Wade Davis está pasando de la esperanza a la alarma en estos días. Wade Davis es el etnobotánico y antropólogo canadiense que tiene puesto sobre Colombia su corazón desde hace añísimos. Desde cuando vino a Cali como estudiante de colegio a un intercambio. Después, siguió y siguió: exploró al país a comienzos de los años setenta en busca de su botánica y tras perseguir las huellas de su maestro Richard Evans Shultes por el Amazonas surgió El Río, aquel libro que ya es un clásico y que debe ser leído para entender tantas cosas.

Dije que Wade Davis está pasando de la esperanza a la alarma. Lo se porque tengo la fortuna de ser uno de los editores de un libro sobre el río Magdalena que está escribiendo y que estará listo hacia marzo del año próximo.

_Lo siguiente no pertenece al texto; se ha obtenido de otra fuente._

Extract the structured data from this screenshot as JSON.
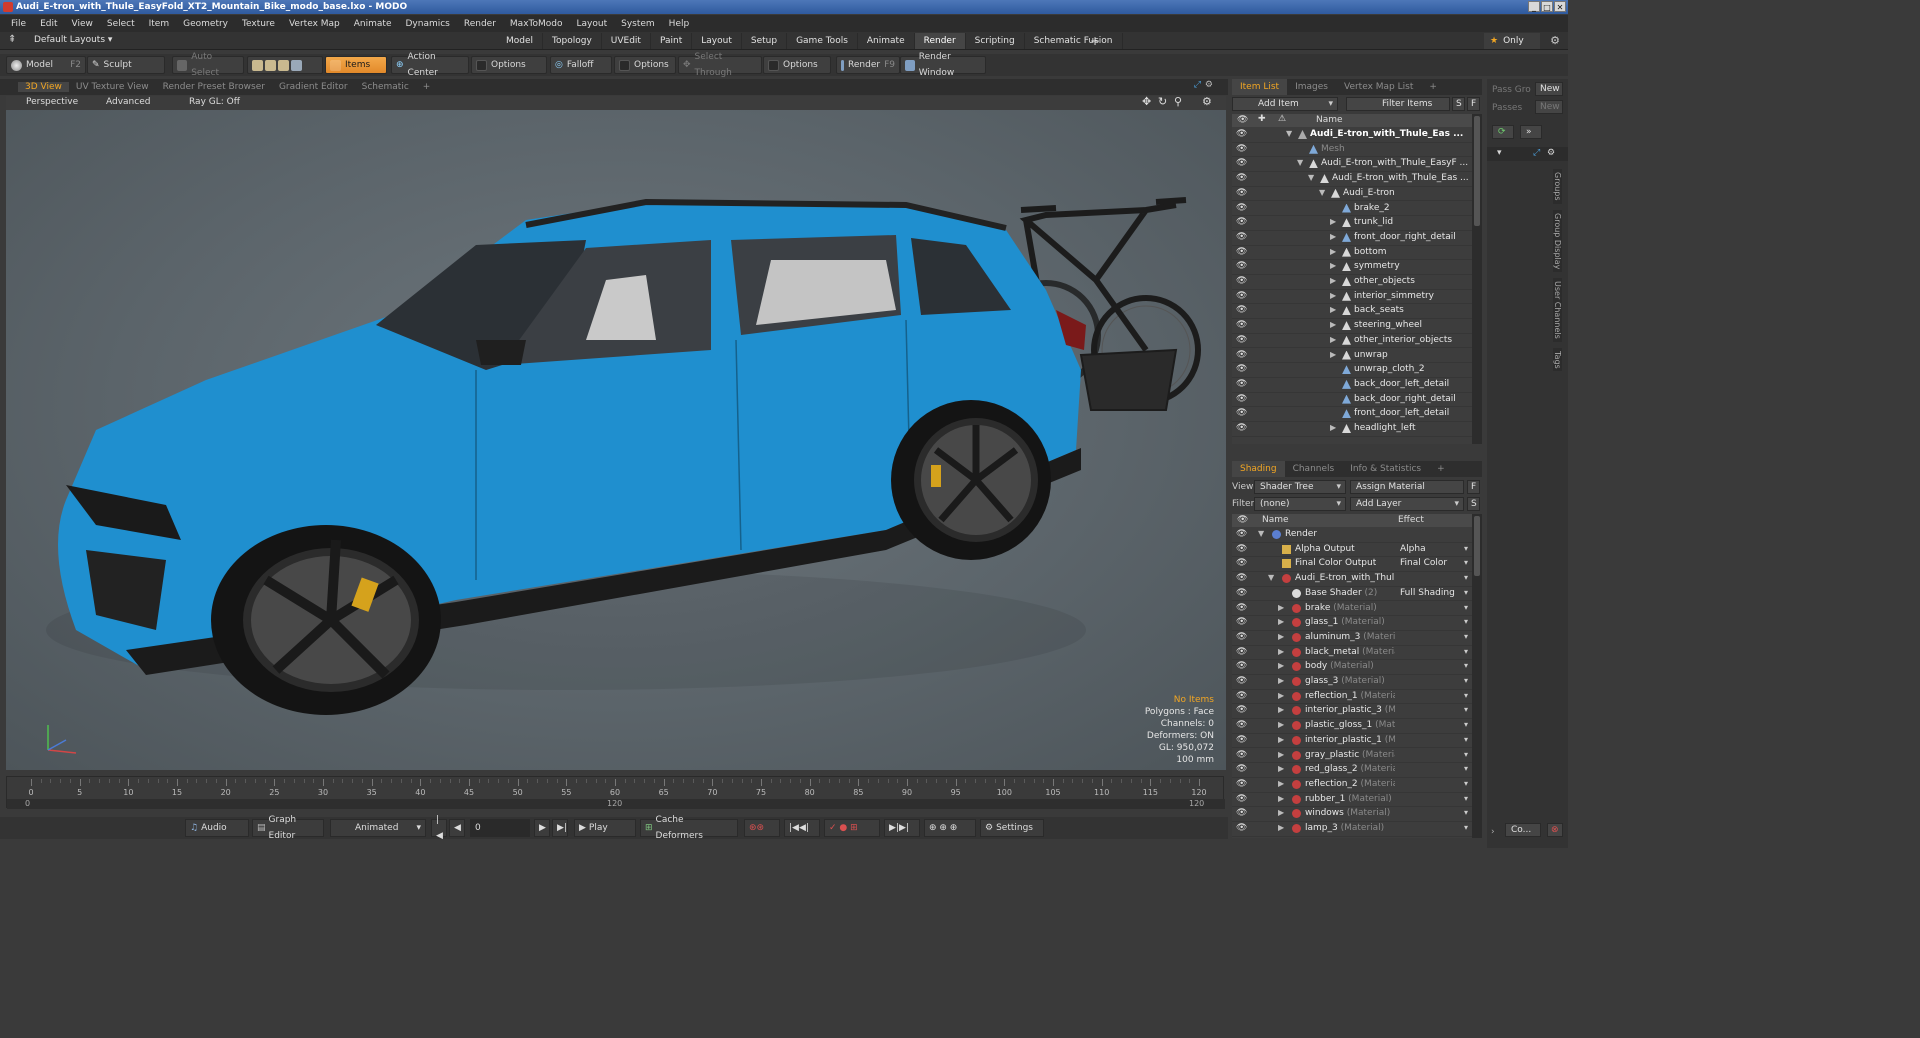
{
  "window": {
    "title": "Audi_E-tron_with_Thule_EasyFold_XT2_Mountain_Bike_modo_base.lxo - MODO",
    "buttons": [
      "_",
      "□",
      "✕"
    ]
  },
  "menu": [
    "File",
    "Edit",
    "View",
    "Select",
    "Item",
    "Geometry",
    "Texture",
    "Vertex Map",
    "Animate",
    "Dynamics",
    "Render",
    "MaxToModo",
    "Layout",
    "System",
    "Help"
  ],
  "layoutbar": {
    "layouts_label": "Default Layouts ▾",
    "tabs": [
      "Model",
      "Topology",
      "UVEdit",
      "Paint",
      "Layout",
      "Setup",
      "Game Tools",
      "Animate",
      "Render",
      "Scripting",
      "Schematic Fusion"
    ],
    "active_tab": "Render",
    "plus": "+",
    "only_label": "Only",
    "star": "★"
  },
  "toolbar": {
    "model": "Model",
    "model_key": "F2",
    "sculpt": "Sculpt",
    "auto_select": "Auto Select",
    "items": "Items",
    "action_center": "Action Center",
    "options1": "Options",
    "falloff": "Falloff",
    "options2": "Options",
    "select_through": "Select Through",
    "options3": "Options",
    "render": "Render",
    "render_key": "F9",
    "render_window": "Render Window"
  },
  "viewport": {
    "tabs": [
      "3D View",
      "UV Texture View",
      "Render Preset Browser",
      "Gradient Editor",
      "Schematic"
    ],
    "active_tab": "3D View",
    "plus": "+",
    "sub": {
      "perspective": "Perspective",
      "advanced": "Advanced",
      "raygl": "Ray GL: Off"
    },
    "info": {
      "no_items": "No Items",
      "polygons": "Polygons : Face",
      "channels": "Channels: 0",
      "deformers": "Deformers: ON",
      "gl": "GL: 950,072",
      "scale": "100 mm"
    }
  },
  "timeline": {
    "ticks": [
      "0",
      "5",
      "10",
      "15",
      "20",
      "25",
      "30",
      "35",
      "40",
      "45",
      "50",
      "55",
      "60",
      "65",
      "70",
      "75",
      "80",
      "85",
      "90",
      "95",
      "100",
      "105",
      "110",
      "115",
      "120"
    ],
    "bottom_left": "0",
    "bottom_mid": "120",
    "bottom_right": "120"
  },
  "bottombar": {
    "audio": "Audio",
    "graph_editor": "Graph Editor",
    "animated": "Animated",
    "frame": "0",
    "play": "Play",
    "cache_deformers": "Cache Deformers",
    "settings": "Settings"
  },
  "item_list": {
    "tabs": [
      "Item List",
      "Images",
      "Vertex Map List"
    ],
    "active_tab": "Item List",
    "add_item": "Add Item",
    "filter_items": "Filter Items",
    "btn_s": "S",
    "btn_f": "F",
    "header_name": "Name",
    "rows": [
      {
        "name": "Audi_E-tron_with_Thule_Eas ...",
        "indent": 0,
        "arrow": "▼",
        "bold": true,
        "icon": "scene"
      },
      {
        "name": "Mesh",
        "indent": 1,
        "arrow": "",
        "dim": true,
        "icon": "mesh"
      },
      {
        "name": "Audi_E-tron_with_Thule_EasyF ...",
        "indent": 1,
        "arrow": "▼",
        "icon": "locator"
      },
      {
        "name": "Audi_E-tron_with_Thule_Eas ...",
        "indent": 2,
        "arrow": "▼",
        "icon": "locator"
      },
      {
        "name": "Audi_E-tron",
        "indent": 3,
        "arrow": "▼",
        "icon": "locator"
      },
      {
        "name": "brake_2",
        "indent": 4,
        "arrow": "",
        "icon": "mesh"
      },
      {
        "name": "trunk_lid",
        "indent": 4,
        "arrow": "▶",
        "icon": "locator"
      },
      {
        "name": "front_door_right_detail",
        "indent": 4,
        "arrow": "▶",
        "icon": "mesh"
      },
      {
        "name": "bottom",
        "indent": 4,
        "arrow": "▶",
        "icon": "locator"
      },
      {
        "name": "symmetry",
        "indent": 4,
        "arrow": "▶",
        "icon": "locator"
      },
      {
        "name": "other_objects",
        "indent": 4,
        "arrow": "▶",
        "icon": "locator"
      },
      {
        "name": "interior_simmetry",
        "indent": 4,
        "arrow": "▶",
        "icon": "locator"
      },
      {
        "name": "back_seats",
        "indent": 4,
        "arrow": "▶",
        "icon": "locator"
      },
      {
        "name": "steering_wheel",
        "indent": 4,
        "arrow": "▶",
        "icon": "locator"
      },
      {
        "name": "other_interior_objects",
        "indent": 4,
        "arrow": "▶",
        "icon": "locator"
      },
      {
        "name": "unwrap",
        "indent": 4,
        "arrow": "▶",
        "icon": "locator"
      },
      {
        "name": "unwrap_cloth_2",
        "indent": 4,
        "arrow": "",
        "icon": "mesh"
      },
      {
        "name": "back_door_left_detail",
        "indent": 4,
        "arrow": "",
        "icon": "mesh"
      },
      {
        "name": "back_door_right_detail",
        "indent": 4,
        "arrow": "",
        "icon": "mesh"
      },
      {
        "name": "front_door_left_detail",
        "indent": 4,
        "arrow": "",
        "icon": "mesh"
      },
      {
        "name": "headlight_left",
        "indent": 4,
        "arrow": "▶",
        "icon": "locator"
      }
    ]
  },
  "shading": {
    "tabs": [
      "Shading",
      "Channels",
      "Info & Statistics"
    ],
    "active_tab": "Shading",
    "view_label": "View",
    "view_value": "Shader Tree",
    "assign_material": "Assign Material",
    "btn_f": "F",
    "filter_label": "Filter",
    "filter_value": "(none)",
    "add_layer": "Add Layer",
    "btn_s": "S",
    "header_name": "Name",
    "header_effect": "Effect",
    "rows": [
      {
        "name": "Render",
        "indent": 0,
        "arrow": "▼",
        "icon": "render",
        "effect": ""
      },
      {
        "name": "Alpha Output",
        "indent": 1,
        "arrow": "",
        "icon": "output",
        "effect": "Alpha"
      },
      {
        "name": "Final Color Output",
        "indent": 1,
        "arrow": "",
        "icon": "output",
        "effect": "Final Color"
      },
      {
        "name": "Audi_E-tron_with_Thul...",
        "indent": 1,
        "arrow": "▼",
        "icon": "material",
        "effect": ""
      },
      {
        "name": "Base Shader",
        "sub": "(2)",
        "indent": 2,
        "arrow": "",
        "icon": "shader",
        "effect": "Full Shading"
      },
      {
        "name": "brake",
        "sub": "(Material)",
        "indent": 2,
        "arrow": "▶",
        "icon": "material",
        "effect": ""
      },
      {
        "name": "glass_1",
        "sub": "(Material)",
        "indent": 2,
        "arrow": "▶",
        "icon": "material",
        "effect": ""
      },
      {
        "name": "aluminum_3",
        "sub": "(Material)",
        "indent": 2,
        "arrow": "▶",
        "icon": "material",
        "effect": ""
      },
      {
        "name": "black_metal",
        "sub": "(Material)",
        "indent": 2,
        "arrow": "▶",
        "icon": "material",
        "effect": ""
      },
      {
        "name": "body",
        "sub": "(Material)",
        "indent": 2,
        "arrow": "▶",
        "icon": "material",
        "effect": ""
      },
      {
        "name": "glass_3",
        "sub": "(Material)",
        "indent": 2,
        "arrow": "▶",
        "icon": "material",
        "effect": ""
      },
      {
        "name": "reflection_1",
        "sub": "(Material)",
        "indent": 2,
        "arrow": "▶",
        "icon": "material",
        "effect": ""
      },
      {
        "name": "interior_plastic_3",
        "sub": "(M...",
        "indent": 2,
        "arrow": "▶",
        "icon": "material",
        "effect": ""
      },
      {
        "name": "plastic_gloss_1",
        "sub": "(Mat...",
        "indent": 2,
        "arrow": "▶",
        "icon": "material",
        "effect": ""
      },
      {
        "name": "interior_plastic_1",
        "sub": "(M...",
        "indent": 2,
        "arrow": "▶",
        "icon": "material",
        "effect": ""
      },
      {
        "name": "gray_plastic",
        "sub": "(Material)",
        "indent": 2,
        "arrow": "▶",
        "icon": "material",
        "effect": ""
      },
      {
        "name": "red_glass_2",
        "sub": "(Material)",
        "indent": 2,
        "arrow": "▶",
        "icon": "material",
        "effect": ""
      },
      {
        "name": "reflection_2",
        "sub": "(Material)",
        "indent": 2,
        "arrow": "▶",
        "icon": "material",
        "effect": ""
      },
      {
        "name": "rubber_1",
        "sub": "(Material)",
        "indent": 2,
        "arrow": "▶",
        "icon": "material",
        "effect": ""
      },
      {
        "name": "windows",
        "sub": "(Material)",
        "indent": 2,
        "arrow": "▶",
        "icon": "material",
        "effect": ""
      },
      {
        "name": "lamp_3",
        "sub": "(Material)",
        "indent": 2,
        "arrow": "▶",
        "icon": "material",
        "effect": ""
      }
    ]
  },
  "far_right": {
    "pass_gro": "Pass Gro",
    "new1": "New",
    "passes": "Passes",
    "new2": "New",
    "vtabs": [
      "Groups",
      "Group Display",
      "User Channels",
      "Tags"
    ],
    "co_btn": "Co..."
  },
  "colors": {
    "accent": "#f2a623",
    "car_body": "#1f8fcf",
    "viewport_bg": "#5f686e"
  }
}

En cinco recorridos por el río, desde su alta cuenca en la laguna de la Magdalena en el Páramo de las Papas, hasta abajo muy abajo en Bocas de Ceniza, Wade ha encontrado motivos de aliento para creer que el Magdalena, que vertebró a Colombia, la puede unir si el país se propone su recuperación.

En eso sigue creyendo, pero anoche me contaba en un correo su desazón suprema: supo que el consumo de mercurio en Colombia llegó el año pasado a las doscientas toneladas. Que somos el subcampeón mundial en ello, detrás de China que usa cuatrocientas toneladas. Una diferencia muy estrecha frente a una brecha enorme: 45 millones de habitantes Colombia, 1.300 millones de habitantes China. Estamos envenenando el país. Nos estamos envenenando los que vivimos en él.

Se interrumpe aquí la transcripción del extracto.